NFL Quick Snaps, Week 7

The Dolphins were up 41-0 over the Texans at the half. Texans haven’t been embarrassed like this since… no, they’ve been embarrassed like this. Have you ever seen a rodeo?

Ryan Tannehill broke the all-time NFL record with 25 consecutive completions. Tannehill also broke the 2015 Dolphins record with two wins in a row.

Arian Foster got hurt again. My heart goes out to Foster. Although he would probably prefer my tendons, hamstrings, and groin.

Halloween costume idea: cut a couple of big holes in a flimsy sheet and go as the Texans defense.

This was the first start of Colin Kaepernick’s career without a rushing attempt. Ironic on a night when Niners fans were rushing out of the stadium.

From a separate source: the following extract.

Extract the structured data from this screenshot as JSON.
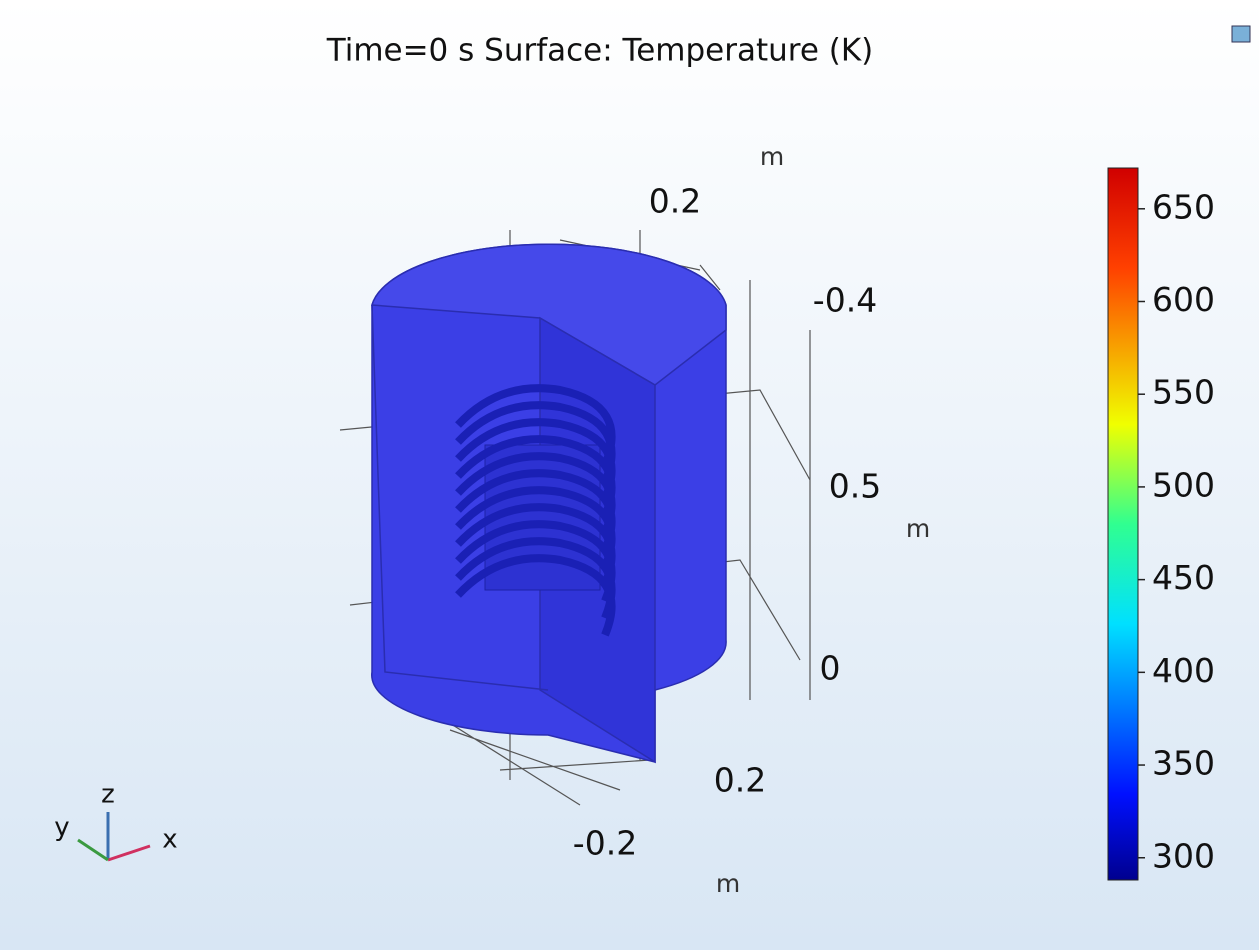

Jay Glazer says Kaepernick is “on an island” in the locker room. If Kaepernick was on an island, I’m not sure he could successfully throw a pass to the ocean.

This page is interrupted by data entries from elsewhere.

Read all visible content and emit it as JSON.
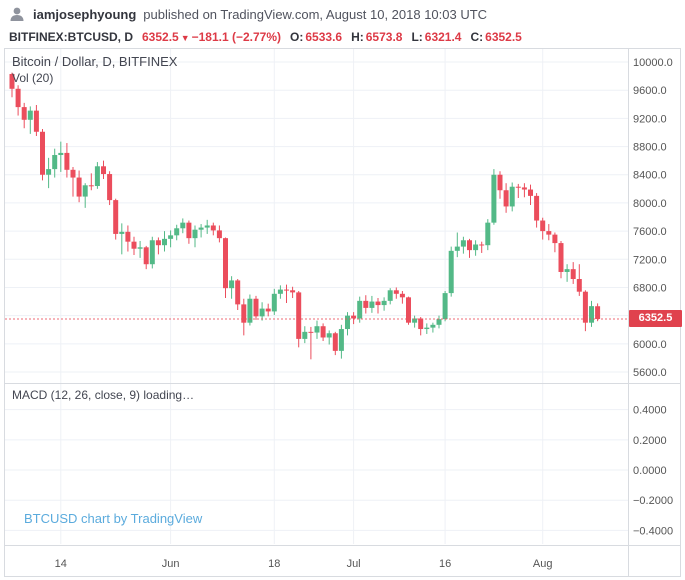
{
  "colors": {
    "up": "#53b987",
    "down": "#eb4d5c",
    "red_text": "#dd3a46",
    "grid": "#eef1f6",
    "border": "#d8dbe0",
    "axis_text": "#555555",
    "watermark": "#5babdd",
    "tag_bg": "#e0424e"
  },
  "header": {
    "username": "iamjosephyoung",
    "published": "published on TradingView.com, August 10, 2018 10:03 UTC"
  },
  "symbol_bar": {
    "symbol": "BITFINEX:BTCUSD, D",
    "price": "6352.5",
    "direction_icon": "▼",
    "change": "−181.1 (−2.77%)",
    "open_label": "O:",
    "open": "6533.6",
    "high_label": "H:",
    "high": "6573.8",
    "low_label": "L:",
    "low": "6321.4",
    "close_label": "C:",
    "close": "6352.5"
  },
  "chart": {
    "pane_title": "Bitcoin / Dollar, D, BITFINEX",
    "vol_label": "Vol (20)",
    "macd_label": "MACD (12, 26, close, 9) loading…",
    "watermark": "BTCUSD chart by TradingView",
    "price_tag": "6352.5"
  },
  "axes": {
    "price_tick_labels": [
      "10000.0",
      "9600.0",
      "9200.0",
      "8800.0",
      "8400.0",
      "8000.0",
      "7600.0",
      "7200.0",
      "6800.0",
      "6400.0",
      "6000.0",
      "5600.0"
    ],
    "macd_tick_labels": [
      "0.4000",
      "0.2000",
      "0.0000",
      "−0.2000",
      "−0.4000"
    ],
    "time_tick_labels": [
      "14",
      "Jun",
      "18",
      "Jul",
      "16",
      "Aug"
    ]
  },
  "chart_data": {
    "type": "candlestick",
    "title": "Bitcoin / Dollar, D, BITFINEX",
    "symbol": "BITFINEX:BTCUSD",
    "interval": "D",
    "last_price": 6352.5,
    "price_axis": {
      "min": 5444,
      "max": 10199,
      "ticks": [
        10000,
        9600,
        9200,
        8800,
        8400,
        8000,
        7600,
        7200,
        6800,
        6400,
        6000,
        5600
      ]
    },
    "macd_axis": {
      "min": -0.49,
      "max": 0.57,
      "ticks": [
        0.4,
        0.2,
        0,
        -0.2,
        -0.4
      ]
    },
    "time_ticks": [
      {
        "label": "14",
        "index": 8
      },
      {
        "label": "Jun",
        "index": 26
      },
      {
        "label": "18",
        "index": 43
      },
      {
        "label": "Jul",
        "index": 56
      },
      {
        "label": "16",
        "index": 71
      },
      {
        "label": "Aug",
        "index": 87
      }
    ],
    "candles_ohlc": [
      [
        9830,
        9850,
        9500,
        9620
      ],
      [
        9620,
        9670,
        9240,
        9360
      ],
      [
        9360,
        9420,
        9060,
        9180
      ],
      [
        9180,
        9370,
        8980,
        9310
      ],
      [
        9310,
        9390,
        8950,
        9010
      ],
      [
        9010,
        9050,
        8320,
        8400
      ],
      [
        8400,
        8640,
        8210,
        8480
      ],
      [
        8480,
        8770,
        8360,
        8680
      ],
      [
        8680,
        8870,
        8440,
        8710
      ],
      [
        8710,
        8850,
        8360,
        8470
      ],
      [
        8470,
        8510,
        8090,
        8360
      ],
      [
        8360,
        8460,
        8010,
        8090
      ],
      [
        8090,
        8280,
        7930,
        8250
      ],
      [
        8250,
        8420,
        8180,
        8240
      ],
      [
        8240,
        8580,
        8200,
        8520
      ],
      [
        8520,
        8600,
        8340,
        8410
      ],
      [
        8410,
        8450,
        7970,
        8040
      ],
      [
        8040,
        8060,
        7480,
        7560
      ],
      [
        7560,
        7710,
        7270,
        7590
      ],
      [
        7590,
        7680,
        7310,
        7450
      ],
      [
        7450,
        7520,
        7260,
        7350
      ],
      [
        7350,
        7460,
        7220,
        7370
      ],
      [
        7370,
        7390,
        7060,
        7130
      ],
      [
        7130,
        7520,
        7070,
        7470
      ],
      [
        7470,
        7510,
        7270,
        7400
      ],
      [
        7400,
        7600,
        7310,
        7490
      ],
      [
        7490,
        7610,
        7370,
        7540
      ],
      [
        7540,
        7690,
        7470,
        7640
      ],
      [
        7640,
        7780,
        7570,
        7720
      ],
      [
        7720,
        7750,
        7420,
        7500
      ],
      [
        7500,
        7680,
        7370,
        7620
      ],
      [
        7620,
        7700,
        7510,
        7650
      ],
      [
        7650,
        7760,
        7560,
        7680
      ],
      [
        7680,
        7720,
        7540,
        7610
      ],
      [
        7610,
        7680,
        7440,
        7500
      ],
      [
        7500,
        7510,
        6650,
        6790
      ],
      [
        6790,
        6960,
        6640,
        6900
      ],
      [
        6900,
        6920,
        6480,
        6560
      ],
      [
        6560,
        6640,
        6120,
        6300
      ],
      [
        6300,
        6700,
        6260,
        6640
      ],
      [
        6640,
        6680,
        6340,
        6390
      ],
      [
        6390,
        6590,
        6330,
        6500
      ],
      [
        6500,
        6570,
        6390,
        6460
      ],
      [
        6460,
        6780,
        6410,
        6710
      ],
      [
        6710,
        6830,
        6640,
        6770
      ],
      [
        6770,
        6840,
        6580,
        6760
      ],
      [
        6760,
        6810,
        6650,
        6730
      ],
      [
        6730,
        6750,
        5950,
        6070
      ],
      [
        6070,
        6250,
        6010,
        6170
      ],
      [
        6170,
        6240,
        5780,
        6160
      ],
      [
        6160,
        6330,
        6070,
        6250
      ],
      [
        6250,
        6290,
        6040,
        6090
      ],
      [
        6090,
        6190,
        5990,
        6150
      ],
      [
        6150,
        6170,
        5840,
        5900
      ],
      [
        5900,
        6270,
        5790,
        6210
      ],
      [
        6210,
        6450,
        6120,
        6400
      ],
      [
        6400,
        6450,
        6280,
        6360
      ],
      [
        6360,
        6670,
        6300,
        6610
      ],
      [
        6610,
        6690,
        6430,
        6510
      ],
      [
        6510,
        6680,
        6440,
        6600
      ],
      [
        6600,
        6650,
        6430,
        6550
      ],
      [
        6550,
        6660,
        6470,
        6610
      ],
      [
        6610,
        6790,
        6560,
        6760
      ],
      [
        6760,
        6800,
        6640,
        6710
      ],
      [
        6710,
        6750,
        6570,
        6660
      ],
      [
        6660,
        6670,
        6270,
        6300
      ],
      [
        6300,
        6400,
        6230,
        6360
      ],
      [
        6360,
        6380,
        6120,
        6210
      ],
      [
        6210,
        6290,
        6140,
        6230
      ],
      [
        6230,
        6300,
        6160,
        6270
      ],
      [
        6270,
        6400,
        6220,
        6350
      ],
      [
        6350,
        6750,
        6320,
        6720
      ],
      [
        6720,
        7380,
        6670,
        7320
      ],
      [
        7320,
        7580,
        7230,
        7380
      ],
      [
        7380,
        7520,
        7280,
        7470
      ],
      [
        7470,
        7490,
        7220,
        7330
      ],
      [
        7330,
        7470,
        7250,
        7410
      ],
      [
        7410,
        7450,
        7290,
        7400
      ],
      [
        7400,
        7770,
        7330,
        7720
      ],
      [
        7720,
        8480,
        7690,
        8400
      ],
      [
        8400,
        8450,
        8060,
        8180
      ],
      [
        8180,
        8280,
        7860,
        7950
      ],
      [
        7950,
        8290,
        7880,
        8230
      ],
      [
        8230,
        8270,
        8070,
        8220
      ],
      [
        8220,
        8280,
        8080,
        8190
      ],
      [
        8190,
        8260,
        7970,
        8100
      ],
      [
        8100,
        8140,
        7650,
        7750
      ],
      [
        7750,
        7790,
        7480,
        7600
      ],
      [
        7600,
        7700,
        7470,
        7550
      ],
      [
        7550,
        7580,
        7300,
        7430
      ],
      [
        7430,
        7460,
        6930,
        7020
      ],
      [
        7020,
        7130,
        6880,
        7060
      ],
      [
        7060,
        7160,
        6850,
        6920
      ],
      [
        6920,
        7130,
        6680,
        6740
      ],
      [
        6740,
        6760,
        6180,
        6300
      ],
      [
        6300,
        6610,
        6240,
        6535
      ],
      [
        6533.6,
        6573.8,
        6321.4,
        6352.5
      ]
    ]
  }
}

E.J. Manuel turned the ball over on CONSECUTIVE plays.  It’ll be the worst eight seconds for any NFL player until Russell Wilson’s wedding night.

Of course Eddie Lacy has sore ankles. They have to hold up Eddie Lacy.

The Giants returned a kickoff AND an interception for TDs in the same game for the first time since 1951. Another thing that hadn’t happened since 1951: Tom Coughlin smiled.